Parameters of Quantitative Experiments (Fig.7)

liver1 liver2 liver3 liver4 kidney1 kidney2 kidney3
video length (s) 25.2 14.3 10.9 15.7 7.3 6.2 4.3
number of frames 378 215 164 236 109 93 64
resolution (pixels) 960×540 960×540 960×540 960×540 960×540 960×540 960×540
average tissue-camera distance (mm) 107.9 82.7 77.1 173.5 84.5 85.9 87.8
average speed (mm/s) 3.5 8.5 6.4 4.7 8.6 5.2 6.9
bounding box length (mm) 163 136 121 249 181 137 134
number of model points (×106) 1.2 1.2 0.9 0.7 0.7 0.7 0.7
key frames threshold (Eq.(17)): 10.0 10.0 10.0 10.0 10.0 10.0 10.0

A. Ex Vivo Experiments

We first qualitatively tested our 3D reconstruction method on phantoms and ex vivo tissues, including porcine stomachs and livers. We used a KARL-STORZ stereo laparoscope (model number TipCam 26605AA) with a resolution of 960 × 540 to capture stereo videos and performed the proposed 3D reconstruction method on the videos. The candidate disparity values for performing ZNCC matching are between −20 and 80 pixels. Details of the videos are provided in Tab. I. The results of our ex vivo qualitative experiments are shown in Fig. 8. Since down-sampling is not included in the reconstruction process, the obtained 3D models have the same resolution as the input image, which usually include millions of points and are able to provide rich details of the surface texture.
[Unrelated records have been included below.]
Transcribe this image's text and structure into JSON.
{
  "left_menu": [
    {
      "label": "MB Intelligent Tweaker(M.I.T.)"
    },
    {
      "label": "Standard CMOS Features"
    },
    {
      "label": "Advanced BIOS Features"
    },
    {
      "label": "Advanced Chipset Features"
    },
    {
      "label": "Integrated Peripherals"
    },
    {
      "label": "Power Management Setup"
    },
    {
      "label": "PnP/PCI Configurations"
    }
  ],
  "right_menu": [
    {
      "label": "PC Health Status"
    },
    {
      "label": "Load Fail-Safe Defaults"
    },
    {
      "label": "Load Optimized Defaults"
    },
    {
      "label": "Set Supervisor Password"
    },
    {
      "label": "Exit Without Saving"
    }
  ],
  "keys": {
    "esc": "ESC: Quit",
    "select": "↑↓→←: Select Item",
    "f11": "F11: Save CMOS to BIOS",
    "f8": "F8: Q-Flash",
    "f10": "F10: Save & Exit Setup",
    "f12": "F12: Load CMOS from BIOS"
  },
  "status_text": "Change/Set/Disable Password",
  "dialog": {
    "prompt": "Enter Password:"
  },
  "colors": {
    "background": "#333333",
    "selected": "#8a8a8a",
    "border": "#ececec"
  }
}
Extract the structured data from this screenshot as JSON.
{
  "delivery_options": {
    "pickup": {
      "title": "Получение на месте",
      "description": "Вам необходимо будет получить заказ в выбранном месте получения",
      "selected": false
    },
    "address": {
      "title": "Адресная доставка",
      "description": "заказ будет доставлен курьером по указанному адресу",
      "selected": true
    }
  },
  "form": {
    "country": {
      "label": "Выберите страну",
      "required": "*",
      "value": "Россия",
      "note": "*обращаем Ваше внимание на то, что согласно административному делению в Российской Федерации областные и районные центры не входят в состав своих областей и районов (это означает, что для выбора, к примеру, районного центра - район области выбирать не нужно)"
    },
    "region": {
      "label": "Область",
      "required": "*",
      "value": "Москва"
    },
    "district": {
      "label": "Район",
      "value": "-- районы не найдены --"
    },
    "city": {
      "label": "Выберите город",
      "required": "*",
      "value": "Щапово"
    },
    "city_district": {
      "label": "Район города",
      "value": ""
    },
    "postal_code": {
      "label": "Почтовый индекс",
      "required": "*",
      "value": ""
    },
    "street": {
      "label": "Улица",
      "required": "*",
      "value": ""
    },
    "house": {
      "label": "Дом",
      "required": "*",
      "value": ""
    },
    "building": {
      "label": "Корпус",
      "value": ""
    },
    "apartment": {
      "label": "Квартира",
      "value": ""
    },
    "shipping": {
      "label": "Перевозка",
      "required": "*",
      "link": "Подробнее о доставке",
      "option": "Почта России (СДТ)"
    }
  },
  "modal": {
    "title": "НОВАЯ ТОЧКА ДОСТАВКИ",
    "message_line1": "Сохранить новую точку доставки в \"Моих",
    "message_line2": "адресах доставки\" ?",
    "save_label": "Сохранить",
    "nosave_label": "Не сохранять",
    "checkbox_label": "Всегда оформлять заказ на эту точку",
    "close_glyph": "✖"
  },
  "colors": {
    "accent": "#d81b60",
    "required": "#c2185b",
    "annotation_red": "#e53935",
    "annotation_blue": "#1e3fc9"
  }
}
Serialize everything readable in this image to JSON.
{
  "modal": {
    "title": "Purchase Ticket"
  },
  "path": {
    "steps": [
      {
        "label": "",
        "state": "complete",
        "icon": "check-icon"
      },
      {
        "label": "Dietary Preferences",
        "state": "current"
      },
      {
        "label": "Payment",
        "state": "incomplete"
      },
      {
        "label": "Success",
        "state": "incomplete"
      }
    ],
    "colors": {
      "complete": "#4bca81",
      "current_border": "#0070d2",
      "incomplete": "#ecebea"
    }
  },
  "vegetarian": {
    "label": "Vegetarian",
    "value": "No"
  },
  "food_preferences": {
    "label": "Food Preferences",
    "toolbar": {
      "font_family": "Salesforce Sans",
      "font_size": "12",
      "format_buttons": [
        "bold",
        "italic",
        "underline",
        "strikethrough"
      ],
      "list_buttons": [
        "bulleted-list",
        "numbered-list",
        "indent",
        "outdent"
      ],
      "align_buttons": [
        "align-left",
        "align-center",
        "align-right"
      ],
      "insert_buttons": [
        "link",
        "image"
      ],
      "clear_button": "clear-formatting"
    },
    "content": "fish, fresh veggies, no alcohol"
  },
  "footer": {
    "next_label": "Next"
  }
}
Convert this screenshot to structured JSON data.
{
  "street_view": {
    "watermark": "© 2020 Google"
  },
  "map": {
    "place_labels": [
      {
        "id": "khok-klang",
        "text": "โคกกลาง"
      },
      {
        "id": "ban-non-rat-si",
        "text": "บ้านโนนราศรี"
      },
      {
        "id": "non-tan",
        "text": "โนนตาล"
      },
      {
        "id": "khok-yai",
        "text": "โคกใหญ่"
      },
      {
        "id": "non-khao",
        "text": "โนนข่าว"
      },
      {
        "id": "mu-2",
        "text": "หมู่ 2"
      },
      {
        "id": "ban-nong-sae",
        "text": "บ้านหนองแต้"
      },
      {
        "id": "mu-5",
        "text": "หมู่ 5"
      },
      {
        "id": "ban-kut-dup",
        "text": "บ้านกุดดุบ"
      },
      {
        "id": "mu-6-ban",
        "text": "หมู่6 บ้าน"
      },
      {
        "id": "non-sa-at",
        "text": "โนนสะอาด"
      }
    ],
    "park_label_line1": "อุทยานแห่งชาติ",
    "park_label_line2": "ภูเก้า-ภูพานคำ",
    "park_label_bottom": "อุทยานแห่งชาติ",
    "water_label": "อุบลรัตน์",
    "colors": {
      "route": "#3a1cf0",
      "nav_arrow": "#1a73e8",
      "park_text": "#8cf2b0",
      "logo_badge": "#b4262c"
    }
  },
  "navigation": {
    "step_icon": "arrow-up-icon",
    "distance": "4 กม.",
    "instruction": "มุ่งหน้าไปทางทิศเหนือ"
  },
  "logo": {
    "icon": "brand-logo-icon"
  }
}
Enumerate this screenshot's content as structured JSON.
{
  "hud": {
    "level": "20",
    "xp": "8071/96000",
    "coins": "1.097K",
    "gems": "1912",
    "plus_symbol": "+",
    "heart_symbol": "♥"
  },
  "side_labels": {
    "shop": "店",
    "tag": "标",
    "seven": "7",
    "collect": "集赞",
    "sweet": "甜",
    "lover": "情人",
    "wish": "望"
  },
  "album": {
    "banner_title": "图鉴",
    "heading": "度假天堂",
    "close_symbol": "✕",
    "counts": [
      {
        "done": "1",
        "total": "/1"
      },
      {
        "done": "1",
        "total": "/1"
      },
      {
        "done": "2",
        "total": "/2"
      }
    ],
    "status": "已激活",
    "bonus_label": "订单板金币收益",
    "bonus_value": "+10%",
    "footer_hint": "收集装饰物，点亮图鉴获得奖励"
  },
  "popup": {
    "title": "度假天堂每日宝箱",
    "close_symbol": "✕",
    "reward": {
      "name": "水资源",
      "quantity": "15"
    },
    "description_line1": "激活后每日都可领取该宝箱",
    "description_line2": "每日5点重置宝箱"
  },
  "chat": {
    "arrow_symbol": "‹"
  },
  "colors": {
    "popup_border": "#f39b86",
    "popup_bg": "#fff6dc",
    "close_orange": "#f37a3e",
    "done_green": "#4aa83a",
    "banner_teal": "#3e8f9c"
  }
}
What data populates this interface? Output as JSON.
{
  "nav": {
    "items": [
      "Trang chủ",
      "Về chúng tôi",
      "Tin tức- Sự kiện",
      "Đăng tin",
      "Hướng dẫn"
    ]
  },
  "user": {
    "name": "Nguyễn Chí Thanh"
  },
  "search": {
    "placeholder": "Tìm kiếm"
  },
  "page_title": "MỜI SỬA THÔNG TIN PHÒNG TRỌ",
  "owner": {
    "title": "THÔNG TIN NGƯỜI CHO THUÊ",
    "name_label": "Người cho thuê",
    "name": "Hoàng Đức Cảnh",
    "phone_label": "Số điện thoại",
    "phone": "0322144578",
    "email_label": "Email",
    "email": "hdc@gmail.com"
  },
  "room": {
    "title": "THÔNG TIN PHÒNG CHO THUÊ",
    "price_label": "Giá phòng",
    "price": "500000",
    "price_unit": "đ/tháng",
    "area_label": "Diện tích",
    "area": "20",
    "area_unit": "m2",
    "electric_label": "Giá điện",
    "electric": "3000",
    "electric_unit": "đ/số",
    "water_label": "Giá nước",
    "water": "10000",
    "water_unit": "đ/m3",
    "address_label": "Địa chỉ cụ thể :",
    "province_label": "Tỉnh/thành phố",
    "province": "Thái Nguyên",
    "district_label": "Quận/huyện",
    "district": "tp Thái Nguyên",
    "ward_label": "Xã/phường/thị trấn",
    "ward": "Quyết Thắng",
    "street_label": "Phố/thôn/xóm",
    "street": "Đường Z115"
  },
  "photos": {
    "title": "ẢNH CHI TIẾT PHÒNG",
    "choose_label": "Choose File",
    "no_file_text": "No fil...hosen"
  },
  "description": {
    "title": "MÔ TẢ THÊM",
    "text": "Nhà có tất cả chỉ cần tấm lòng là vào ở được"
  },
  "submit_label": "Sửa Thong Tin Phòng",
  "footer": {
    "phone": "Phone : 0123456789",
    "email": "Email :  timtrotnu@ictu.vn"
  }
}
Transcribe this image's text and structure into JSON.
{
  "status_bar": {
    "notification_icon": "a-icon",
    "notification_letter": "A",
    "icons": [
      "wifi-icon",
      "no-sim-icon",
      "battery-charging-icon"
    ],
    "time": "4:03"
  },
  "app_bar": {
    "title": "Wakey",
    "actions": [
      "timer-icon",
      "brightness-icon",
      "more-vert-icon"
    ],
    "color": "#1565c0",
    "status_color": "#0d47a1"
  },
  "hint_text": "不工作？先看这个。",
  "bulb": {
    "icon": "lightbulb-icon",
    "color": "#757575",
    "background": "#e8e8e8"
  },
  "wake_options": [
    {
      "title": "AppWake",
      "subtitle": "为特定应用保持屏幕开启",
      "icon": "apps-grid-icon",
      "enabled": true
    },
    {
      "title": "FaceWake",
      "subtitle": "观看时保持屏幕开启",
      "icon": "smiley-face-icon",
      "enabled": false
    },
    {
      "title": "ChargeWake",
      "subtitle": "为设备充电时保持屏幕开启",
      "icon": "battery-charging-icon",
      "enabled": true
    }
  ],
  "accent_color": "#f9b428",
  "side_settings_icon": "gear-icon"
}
Our results qualitatively look promising and accurate. We also employed ORB-SLAM2 [6] for comparison, which is one of the most famous open-source SLAM methods. In order to handle low texture, the key parameters of ORB-SLAM2 were set as follows: the number of feature points is 3000 per image, and the threshold for detecting FAST corner is 1. As shown in Fig. 8(a) and (c), ORB-SLAM2 succeeded in reconstructing the sparse environment and tracking the camera motion. However ORB-SLAM2 tracking lost in cases shown in Fig. 8(b) and (d) due to the low texture.

Fig. 8.

Fig. 8.

Qualitative results on stereo laparoscopy videos of phantoms and ex vivo porcine tissues. The reconstructed tissues and the estimated camera motion (blue triangles) at key frames are shown in this figure. (a) A porcine stomach. (b) A phantom. (c)-(d) Porcine livers. A small region of the reconstructed model in (a) is enlarged to demonstrate the dense point cloud. For each case, from left to right are image samples (only images from the left camera are shown but both left and right images are used in our method), the reconstruction results of our method and the results of ORB-SLAM2. ORB-SLAM2 tracking failure occurred in cases in (b) and (d) due to the low texture.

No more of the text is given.